Garison went to the reference desk and asked if they had any copies of newspapers from 1950. The woman at the desk, dark haired and wearing the requisite "glasses on a string" of librarians, smiled and led him to the files. She apologized as she loaded the microfilm, "We may not have every issue. Many of the papers from that era were not treated with the best of care and it was hard to transfer them to film. If you need an issue that is missing, you might try over at the newspaper office on Monday. We do have a pretty good representation, though."
Garison nodded a thanks as she left and sat down to scan the files. As he searched for obituaries, he mumbled to himself, "I hope this works."
He was into the month of August before whispering to himself, "Bingo. Oliver Daniel Lyons. Six weeks old. That ought to work."
Garison was carrying his laptop with him, but he feared to take any notes with it in public. He borrowed some scratch paper and a pencil and wrote down the name of the deceased infant and his parents. That done, he rewound the film and returned it to the librarian. He thanked her for her help and she said she hoped he had found what he needed. He returned that he hoped he had, too.
He left and walked out to the highway. After a few minutes of hanging out his thumb, he caught a ride with another Navajo in another pick up. He wondered if they ever owned anything else; but he couldn't blame them as he love pick ups, too. "Where you going?" the ma
n asked.
"Just as far as Aztec," Garison replied.
"No sweat, man. Climb on in." The man offered Garison a cigarette as he introduced, "Nate Begay."

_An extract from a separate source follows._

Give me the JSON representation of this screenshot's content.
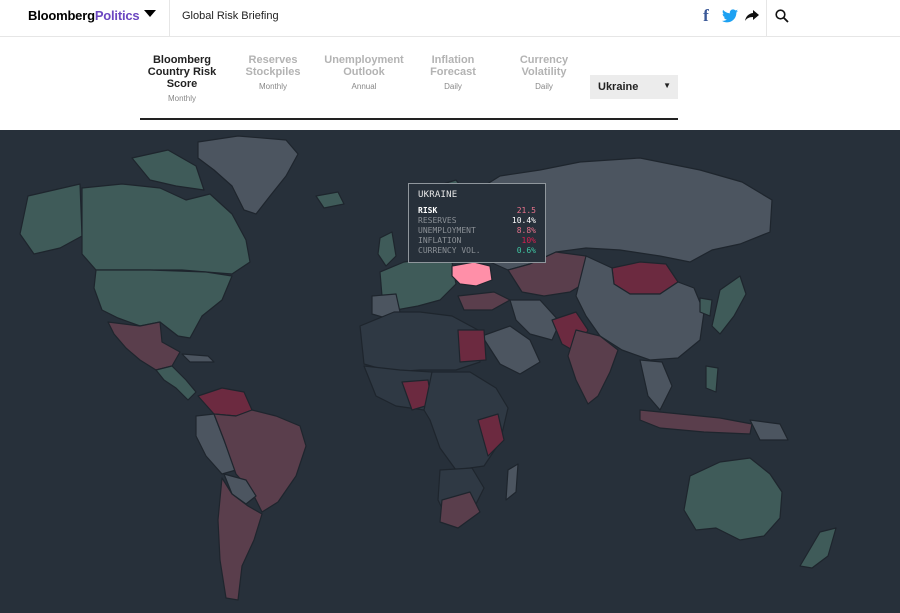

"Burt Cottage," Garison introduced, declining the cigarette. "You any kin to a Charlie Begay?"
The man laughed and said, "I'm kin to at least four Charlie Begay's that I know of. It's a little like asking a man named Smith if he's kin to John Smith."
Garison kind of shrugged in response, but smiled at the man's easygoing nature. It struck Garison that the man would have been a good one to make friends with. They made desultory conversation on the way to Aztec, but Nate soon realized his passenger's mind was somewhere else. The man looked to be on the run (why else would a belegana be hitching in the heat of summer?). Oh well, Nate thought, we all go through it from time to time.
Nate dropped Garison off at the county courthouse and Garison smiled as the man drove away. Garison walked into the courthouse and went to the first desk he could find. He smiled at the man working there and said, "I need to get a hand on my birth certificate. Where would I go for that?"
"Born in San Juan County?"
Garison nodded and said, "June 30, 1940. In Farmington."
The man smiled and commented, "Got a birthday coming up then, huh?"
"Uh, yeah. I need a copy of my birth certificate for a—a federal job. You'd think a drivers license would be enough." Garison had learned long before—in another life, almost—that the easiest way to find an ally was to complain about the inefficiency of government. The government was wildly different but the tactic still worked.
The man nodded and muttered something about bureaucrats, clearly ignoring the fact that—technically—he too was a bureaucrat. The man handed Garison a form and said, "If you'll fill that out, I can get a copy of your birth certificate for you."